Exclusive: Playdom Raises A Huge Round At A Huge Valuation

Michael Arrington

J. Michael Arrington (born March 13, 1970 in Huntington Beach, California) is a serial entrepreneur and the founder of TechCrunch, a blog covering startups and technology news. Arrington attended Claremont McKenna College (BA Economics, 1992) and Stanford Law School (JD, 1995) and practiced as a corporate and securities lawyer at two law firms: O’Melveny & Myers and Wilson Sonsini Goodrich... → Learn More

Wednesday, November 11th, 2009

It’s only a day after one of the big three social game developers, Playfish, announced a $400 million acquisition.

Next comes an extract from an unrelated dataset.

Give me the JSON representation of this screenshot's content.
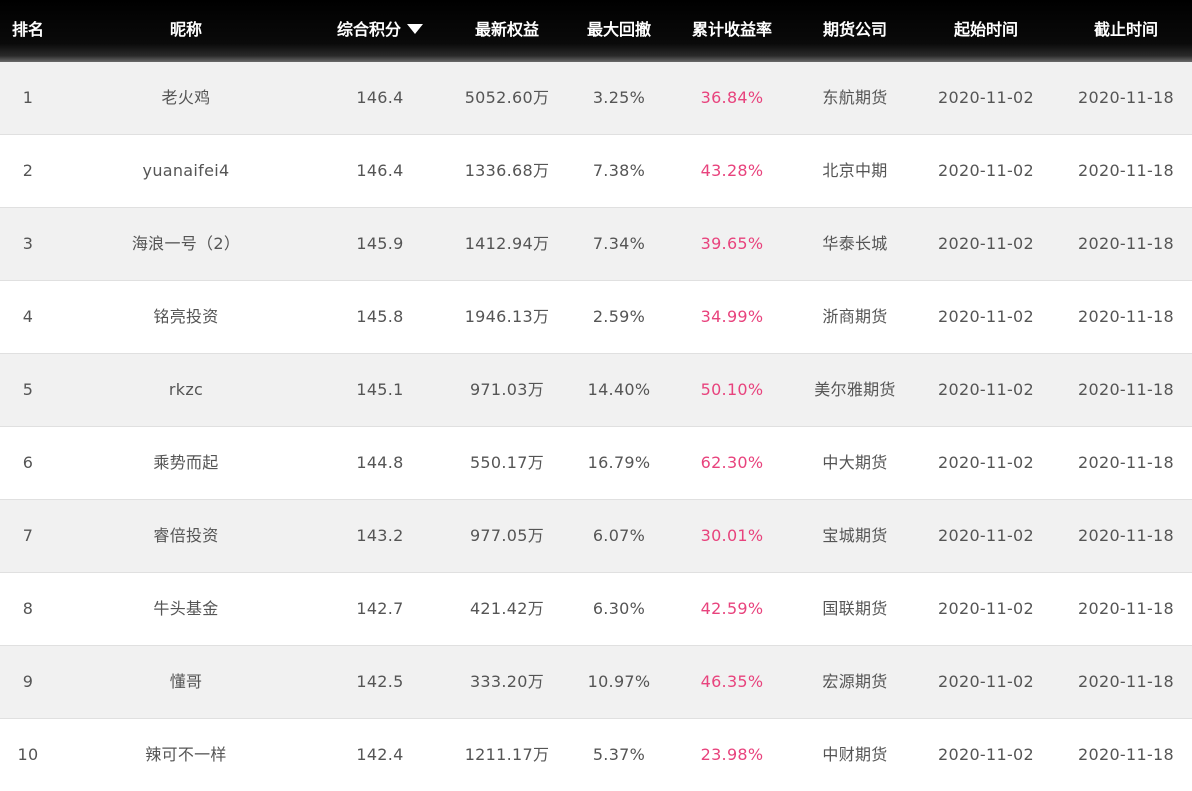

And today we’ve confirmed that another one, Playdom, has done its own massive deal: $43 million on a $260 million pre-money valuation. New Enterprise Associates, Rick Thompson, Lightspeed Venture Partners and Norwest Venture Partners invested in the round.

This is Playdom’s first outside round of funding.

Unlike Zynga and Playfish, who focus on Facebook, Playdom’s is the big player on MySpace. Their Mob Wars game has 14 million or so users there, and the company is likely pulling in $60 million or more in reveune. A couple of weeks ago we compared the big three social gaming companies as a prelude to our Scamville posts.

Playdom has 28 million monthly game users. 60% of traffic is from MySpace v. 40% from Facebook. They have twelve MySpace apps and 6 Facebook Apps.

Playdom is enemy no. 1 to Zynga, and has been accused by Zynga of stealing employees and the company’s intellectual property. Of course, no one’s hands are clean in this business.

70% of Playdom’s revenue comes from direct payments, the company says, 10% is advertising and 20% is offers. For offers, they work with usual suspects. But they have banned the spammier stuff, like mobile subscriptions.

One thing’s for sure. Zynga has more users of its games than Playfish and Playdom combined, and they tend to monetize far better, too (at least until last weekend). It’s not unreasonable to imply a $1 billion valuation to Zynga based on these comps. They’ll be looking to the public markets, though, for their exit.